Der Sachverständigenrat Wirtschaft, die sogenannten Wirtschaftsweisen, dringt auf eine Lockerung der Schuldenbremse im Grundgesetz. In seinem am Dienstag veröffentlichten Policy Brief schlägt das Beratergremium der Bundesregierung einstimmig Änderungen an drei Punkten vor, um mehr Flexibilität zu ermöglichen. Dies sind eine Übergangsphase nach einer Aussetzung der Schuldenbremse, Lockerungen in Abhängigkeit von der Höhe der Schuldenstandsquote sowie eine Überarbeitung der sogenannten Konjunkturquote zur Berücksichtigung der aktuellen Wirtschaftslage.
„Die von uns vorgeschlagene Anpassung der Schuldenbremse erhöht die Flexibilität der Fiskalpolitik“, erklärte die vorsitzende Wirtschaftsweise Monika Schnitzer. „Sie ermöglicht, zukunftsgerichtete öffentliche Ausgaben zu tätigen und den Übergang nach einer Notlage zu regeln, ohne die Tragfähigkeit der Staatsfinanzen auszuhöhlen.“
„In ihrer aktuellen Ausgestaltung ist die Schuldenbremse starrer, als es zur Aufrechterhaltung der Schuldentragfähigkeit notwendig ist“, kritisiert das mit vollem Namen Sachverständigenrat zur Begutachtung der gesamtwirtschaftlichen Entwicklung genannte Gremium. „Sie beschränkt die fiskalischen Spielräume für zukunftsgerichtete Ausgaben unnötig stark.“
Die Koalitionspartei FDP lehnt eine Lockerung der Schuldenbremse aber weiterhin ab. „Der Debattenbeitrag des Sachverständigenrats ändert nichts an der Regierungspolitik im Umgang mit der Schuldenbremse“, sagte der haushaltspolitische Sprecher der FDP-Bundestagsfraktion, Christoph Meyer, der Nachrichtenagentur AFP. Es gebe „berechtigte Zweifel“ in Hinblick auf die einzelnen Vorschläge des Rats. ,Statt die Verschuldungsregel zu ändern, müssten Bund und Länder ihre Mittel „nur zielgerichtet priorisiert und wirkungsorientiert“ einsetzen, sagte Meyer. Anders als die FDP können sich die Koalitionspartner SPD und Grüne eine generelle Lockerung der Schuldenbremse vorstellen.

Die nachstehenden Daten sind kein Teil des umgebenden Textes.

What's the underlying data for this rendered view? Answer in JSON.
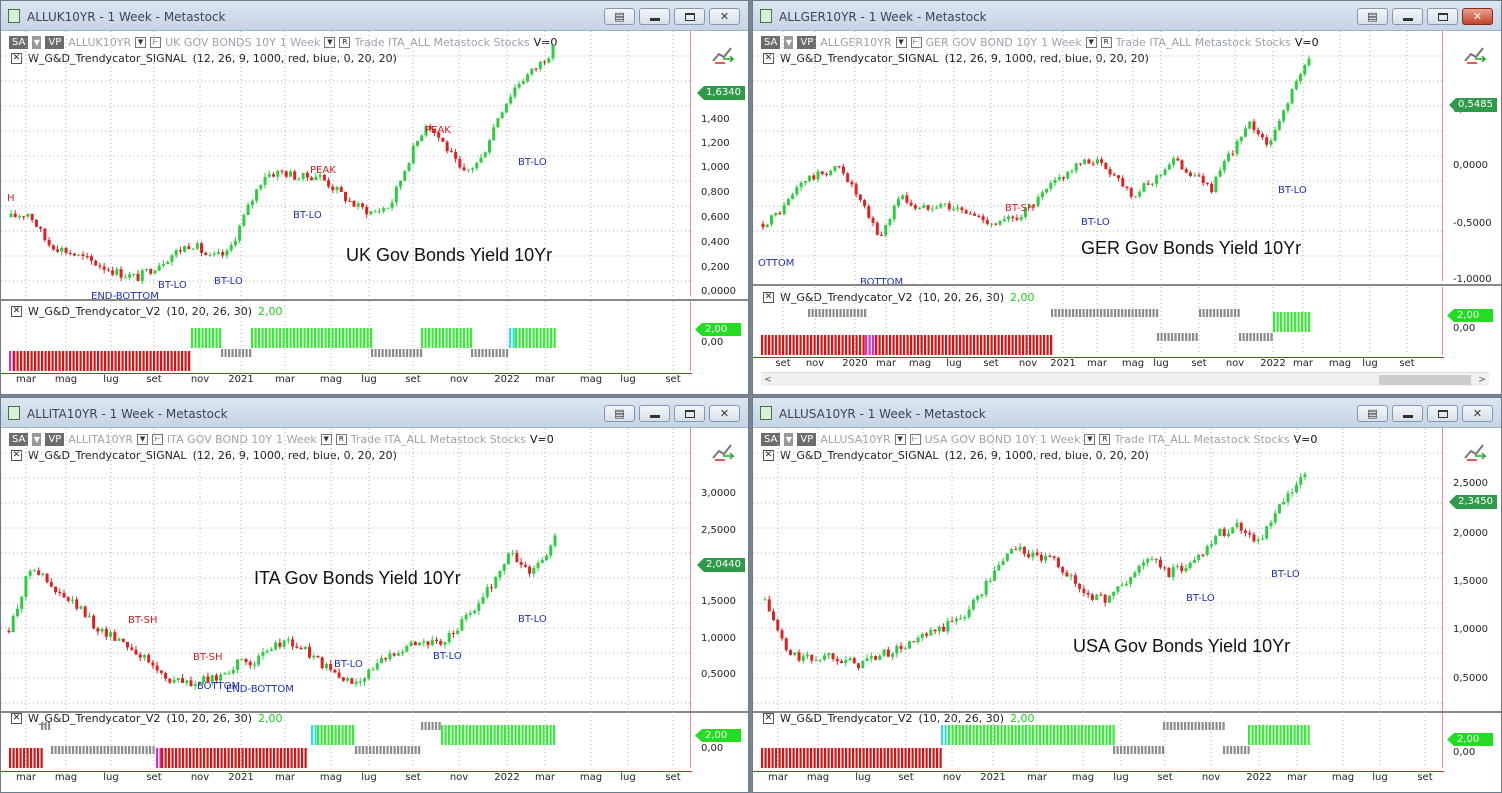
{
  "windows": [
    {
      "id": "uk",
      "title": "ALLUK10YR - 1 Week - Metastock",
      "symbol": "ALLUK10YR",
      "name": "UK GOV BONDS 10Y",
      "period": "1 Week",
      "tb_rest": "Trade  ITA_ALL   Metastock  Stocks",
      "v0": "V=0",
      "signal_name": "W_G&D_Trendycator_SIGNAL",
      "signal_params": "(12, 26, 9, 1000, red, blue, 0, 20, 20)",
      "ind_name": "W_G&D_Trendycator_V2",
      "ind_params": "(10, 20, 26, 30)",
      "ind_value": "2,00",
      "price_tag": "1,6340",
      "ind_tag": "2,00",
      "ind_zero": "0,00",
      "caption": "UK Gov Bonds Yield 10Yr",
      "y_labels": [
        "1,400",
        "1,200",
        "1,000",
        "0,800",
        "0,600",
        "0,400",
        "0,200",
        "0,0000"
      ],
      "x_labels": [
        "mar",
        "mag",
        "lug",
        "set",
        "nov",
        "2021",
        "mar",
        "mag",
        "lug",
        "set",
        "nov",
        "2022",
        "mar",
        "mag",
        "lug",
        "set"
      ],
      "signals": [
        {
          "text": "H",
          "color": "red"
        },
        {
          "text": "PEAK",
          "color": "red"
        },
        {
          "text": "PEAK",
          "color": "red"
        },
        {
          "text": "BT-LO",
          "color": "blue"
        },
        {
          "text": "BT-LO",
          "color": "blue"
        },
        {
          "text": "BT-LO",
          "color": "blue"
        },
        {
          "text": "BT-LO",
          "color": "blue"
        },
        {
          "text": "END-BOTTOM",
          "color": "blue"
        }
      ]
    },
    {
      "id": "ger",
      "title": "ALLGER10YR - 1 Week - Metastock",
      "symbol": "ALLGER10YR",
      "name": "GER GOV BOND 10Y",
      "period": "1 Week",
      "tb_rest": "Trade  ITA_ALL   Metastock  Stocks",
      "v0": "V=0",
      "signal_name": "W_G&D_Trendycator_SIGNAL",
      "signal_params": "(12, 26, 9, 1000, red, blue, 0, 20, 20)",
      "ind_name": "W_G&D_Trendycator_V2",
      "ind_params": "(10, 20, 26, 30)",
      "ind_value": "2,00",
      "price_tag": "0,5485",
      "ind_tag": "2,00",
      "ind_zero": "0,00",
      "caption": "GER Gov Bonds Yield 10Yr",
      "y_labels": [
        "0,5000",
        "0,0000",
        "-0,5000",
        "-1,0000"
      ],
      "x_labels": [
        "set",
        "nov",
        "2020",
        "mar",
        "mag",
        "lug",
        "set",
        "nov",
        "2021",
        "mar",
        "mag",
        "lug",
        "set",
        "nov",
        "2022",
        "mar",
        "mag",
        "lug",
        "set"
      ],
      "signals": [
        {
          "text": "BT-SH",
          "color": "red"
        },
        {
          "text": "BT-LO",
          "color": "blue"
        },
        {
          "text": "BT-LO",
          "color": "blue"
        },
        {
          "text": "OTTOM",
          "color": "blue"
        },
        {
          "text": "BOTTOM",
          "color": "blue"
        }
      ]
    },
    {
      "id": "ita",
      "title": "ALLITA10YR - 1 Week - Metastock",
      "symbol": "ALLITA10YR",
      "name": "ITA GOV BOND 10Y",
      "period": "1 Week",
      "tb_rest": "Trade  ITA_ALL   Metastock  Stocks",
      "v0": "V=0",
      "signal_name": "W_G&D_Trendycator_SIGNAL",
      "signal_params": "(12, 26, 9, 1000, red, blue, 0, 20, 20)",
      "ind_name": "W_G&D_Trendycator_V2",
      "ind_params": "(10, 20, 26, 30)",
      "ind_value": "2,00",
      "price_tag": "2,0440",
      "ind_tag": "2,00",
      "ind_zero": "0,00",
      "caption": "ITA Gov Bonds Yield 10Yr",
      "y_labels": [
        "3,0000",
        "2,5000",
        "1,5000",
        "1,0000",
        "0,5000"
      ],
      "x_labels": [
        "mar",
        "mag",
        "lug",
        "set",
        "nov",
        "2021",
        "mar",
        "mag",
        "lug",
        "set",
        "nov",
        "2022",
        "mar",
        "mag",
        "lug",
        "set"
      ],
      "signals": [
        {
          "text": "BT-SH",
          "color": "red"
        },
        {
          "text": "BT-SH",
          "color": "red"
        },
        {
          "text": "BOTTOM",
          "color": "blue"
        },
        {
          "text": "END-BOTTOM",
          "color": "blue"
        },
        {
          "text": "BT-LO",
          "color": "blue"
        },
        {
          "text": "BT-LO",
          "color": "blue"
        },
        {
          "text": "BT-LO",
          "color": "blue"
        }
      ]
    },
    {
      "id": "usa",
      "title": "ALLUSA10YR - 1 Week - Metastock",
      "symbol": "ALLUSA10YR",
      "name": "USA GOV BOND 10Y",
      "period": "1 Week",
      "tb_rest": "Trade  ITA_ALL   Metastock  Stocks",
      "v0": "V=0",
      "signal_name": "W_G&D_Trendycator_SIGNAL",
      "signal_params": "(12, 26, 9, 1000, red, blue, 0, 20, 20)",
      "ind_name": "W_G&D_Trendycator_V2",
      "ind_params": "(10, 20, 26, 30)",
      "ind_value": "2,00",
      "price_tag": "2,3450",
      "ind_tag": "2,00",
      "ind_zero": "0,00",
      "caption": "USA Gov Bonds Yield 10Yr",
      "y_labels": [
        "2,5000",
        "2,0000",
        "1,5000",
        "1,0000",
        "0,5000"
      ],
      "x_labels": [
        "mar",
        "mag",
        "lug",
        "set",
        "nov",
        "2021",
        "mar",
        "mag",
        "lug",
        "set",
        "nov",
        "2022",
        "mar",
        "mag",
        "lug",
        "set"
      ],
      "signals": [
        {
          "text": "BT-LO",
          "color": "blue"
        },
        {
          "text": "BT-LO",
          "color": "blue"
        }
      ]
    }
  ],
  "colors": {
    "up": "#2ecc40",
    "down": "#dd2222",
    "grid": "#b0b0b0",
    "ind_red": "#dd1111",
    "ind_green": "#33ee33",
    "ind_gray": "#8c8c8c",
    "ind_cyan": "#33dddd",
    "ind_magenta": "#cc33cc",
    "price_tag": "#2e9a4a"
  },
  "chart_data": [
    {
      "type": "candlestick",
      "window": "uk",
      "title": "UK Gov Bonds Yield 10Yr",
      "ylim": [
        0,
        1.75
      ],
      "x_range": [
        "2020-02",
        "2022-10"
      ],
      "series": [
        {
          "name": "ALLUK10YR",
          "values": [
            0.52,
            0.55,
            0.35,
            0.3,
            0.25,
            0.2,
            0.15,
            0.12,
            0.2,
            0.28,
            0.35,
            0.25,
            0.28,
            0.55,
            0.8,
            0.82,
            0.78,
            0.8,
            0.7,
            0.6,
            0.55,
            0.6,
            0.9,
            1.15,
            1.0,
            0.8,
            0.9,
            1.2,
            1.4,
            1.5,
            1.63
          ]
        }
      ]
    },
    {
      "type": "candlestick",
      "window": "ger",
      "title": "GER Gov Bonds Yield 10Yr",
      "ylim": [
        -1.0,
        0.75
      ],
      "x_range": [
        "2019-08",
        "2022-10"
      ],
      "series": [
        {
          "name": "ALLGER10YR",
          "values": [
            -0.6,
            -0.5,
            -0.3,
            -0.25,
            -0.2,
            -0.45,
            -0.7,
            -0.4,
            -0.5,
            -0.45,
            -0.5,
            -0.55,
            -0.6,
            -0.55,
            -0.45,
            -0.3,
            -0.2,
            -0.15,
            -0.25,
            -0.4,
            -0.3,
            -0.15,
            -0.25,
            -0.35,
            -0.1,
            0.1,
            -0.05,
            0.3,
            0.55
          ]
        }
      ]
    },
    {
      "type": "candlestick",
      "window": "ita",
      "title": "ITA Gov Bonds Yield 10Yr",
      "ylim": [
        0.3,
        3.2
      ],
      "x_range": [
        "2020-02",
        "2022-10"
      ],
      "series": [
        {
          "name": "ALLITA10YR",
          "values": [
            1.1,
            1.8,
            1.5,
            1.35,
            1.1,
            1.0,
            0.8,
            0.6,
            0.55,
            0.6,
            0.75,
            0.8,
            1.0,
            0.9,
            0.7,
            0.55,
            0.7,
            0.9,
            1.0,
            0.95,
            1.2,
            1.5,
            1.9,
            1.7,
            2.04
          ]
        }
      ]
    },
    {
      "type": "candlestick",
      "window": "usa",
      "title": "USA Gov Bonds Yield 10Yr",
      "ylim": [
        0.2,
        2.8
      ],
      "x_range": [
        "2020-02",
        "2022-10"
      ],
      "series": [
        {
          "name": "ALLUSA10YR",
          "values": [
            1.2,
            0.7,
            0.65,
            0.7,
            0.6,
            0.68,
            0.75,
            0.85,
            0.95,
            1.1,
            1.4,
            1.7,
            1.6,
            1.55,
            1.3,
            1.2,
            1.35,
            1.6,
            1.45,
            1.55,
            1.8,
            1.9,
            1.75,
            2.1,
            2.35
          ]
        }
      ]
    }
  ]
}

Der Sachverständigenrat schlägt für die Zeit nach einer Aussetzung der Schuldenregeln vor, dass das zulässige strukturelle Defizit dann weiterhin über der normalen Regelgrenze liegen darf. Es müsse jedoch Jahr für Jahr zurückgeführt werden. „Ökonomische Krisen können in den Folgejahren nach einer akuten Notlage noch erhebliche Auswirkungen auf eine Volkswirtschaft haben“, heißt es zur Begründung.
„Eine sofortige Konsolidierung des Staatshaushalts, um in diesen Jahren die Schuldenbremse wieder einzuhalten, könnte zu unnötig starken negativen Impulsen für eine noch schwächelnde Wirtschaft führen“, erklärte das Gremium. „Eine Übergangsregelung würde für zusätzliche fiskalische Spielräume zur Krisenbewältigung sorgen und gleichzeitig verhindern, dass ständig diskutiert wird, Notlagen auszurufen“, erklärte dazu Ratsmitglied Ulrike Malmendier.
Außerdem solle die Schuldenobergrenze in Abhängigkeit von der Schuldenstandsquote gestaffelt werden, empfiehlt der Rat. Bei niedrigen Schuldenstandsquoten könnte die Verschuldung dann höher ausfallen. Derzeit sinke die Schuldenstandsquote selbst dann „stetig und deutlich“, wenn die mögliche Kreditaufnahme voll ausgeschöpft werde.
Konkret schlagen die Sachverständigen vor, bei einer Schuldenstandsquote unter 60 Prozent des Bruttoinlandsprodukts (BIP) solle die Grenze für das strukturelle Defizit bei einem Prozent des BIP liegen. Zwischen 60 Prozent und 90 Prozent sollte ein Defizit von 0,5 Prozent des BIP zulässig sein. Erst ab 90 Prozent Staatsverschuldung sollten nur noch die derzeit generell gültigen 0,35 Prozent des BIP für das strukturelle Defizit erlaubt sein.
Die reformierte Konjunkturkomponente soll laut Sachverständigenrat diese methodisch verbessern und weniger revisionsanfällig machen. Dies solle „eine konjunkturgerechtere Finanzpolitik ermöglichen“, hieß es in der Erklärung des Rats. Der Sachverständigenrat berät die Bundesregierung in wirtschaftspolitischen Fragen.